Senate Minority Leader Chuck Schumer, D-N.Y., speaks during a rally against the Save America Act outside the U.S. Capitol in Washington on March 18, 2026.
Nathan Posner | Anadolu | getty images
The Senate on Friday morning introduced a bill to fund much of the Department of Homeland Security to end the partial government shutdown that has disrupted air travel across the US.
After Republicans fought Democrats for weeks to remove funding for Immigration and Customs Enforcement from any potential deal, the bill does exactly that. It would fund all of DHS except ICE and parts of Customs and Border Protection, though it does not include changes to ICE’s immigration enforcement practices that Democrats had sought.
Now it will go to the House for final approval. The earliest a vote could happen is Friday as lawmakers look to leave Washington for a scheduled recess.
“This could have been accomplished weeks ago if Republicans had not stood in the way,” Senate Minority Leader Chuck Schumer, D-N.Y., said from the Senate floor on Friday. “Democrats remain steadfast in our opposition that Donald Trump’s evil and deadly militias should not get more funding without serious reforms, and we will continue to fight for those reforms.”
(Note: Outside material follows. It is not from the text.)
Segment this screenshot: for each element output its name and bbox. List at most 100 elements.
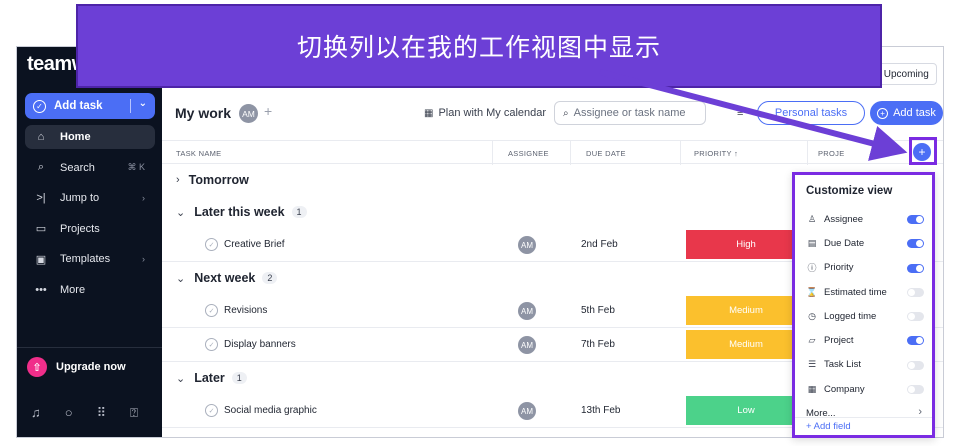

The Senate vote is an encouraging step toward ending the shutdown, which resulted in unpaid Transportation Security Administration agents and long lines at airports. The agreement comes just as lawmakers are leaving the city for a pre-planned two-week recess starting later this week.
Lawmakers scrambled for most of the week to reach a compromise before the recess, but as talks broke down late Thursday, Trump intervened and announced via Truth Social that he would pay TSA agents through executive order.
Trump posted, “Because the Democrats have recklessly created a true national crisis, I am using my authorities under the law to protect our great country, as I always will!” “Therefore, I am going to sign an order directing the Secretary of Homeland Security, Markway Mullin, to immediately pay our TSA agents to respond to this emergency and immediately stop the Democrat chaos at the airports.”
The shutdown began in February, weeks after two US citizens were shot and killed by federal agents in Minneapolis as part of a federal immigration crackdown. Democrats demanded sweeping changes to ICE and DHS and refused to defund the department.
Friday’s vote largely ends that impasse, though it was far from a Kumbaya moment.
Senate Appropriations Committee Chairwoman Susan Collins, R-Maine, said in a statement that Democrats “remain intransigent and unreasonable” in their DHS funding demands.
“Congressional Democrats have caused real damage to the appropriations process by repeatedly forcing government shutdowns and refusing to defund entire agencies,” Collins said. “Refusing to defund ICE and Border Patrol makes our borders and our country less secure and sets a precedent they may one day regret.”
Republicans have vowed to restore funding to ICE through a second party-line legislative package using the Senate “budget reconciliation” process they used to pass last year’s tax and spending bill. Along with ICE funding, Republicans’ next measure could also include defense funding and a grab-bag of other issues, including the Save America Act, the Trump-backed voter-ID and noncitizen voting bills that have attracted the right wing of the GOP in recent months.
“This bill will focus on defunding ICE and other critical homeland security functions, as well as efforts to ensure America’s military and voter integrity are protected,” Senate Budget Committee Chairman Lindsey Graham, R-S.C., said in a post to X on Thursday.
Budget reconciliation is a procedural device that requires only a simple majority to pass – as opposed to the 60 votes typically required to overcome a filibuster in the Senate – provided it has some spending or revenue impact on its constituents.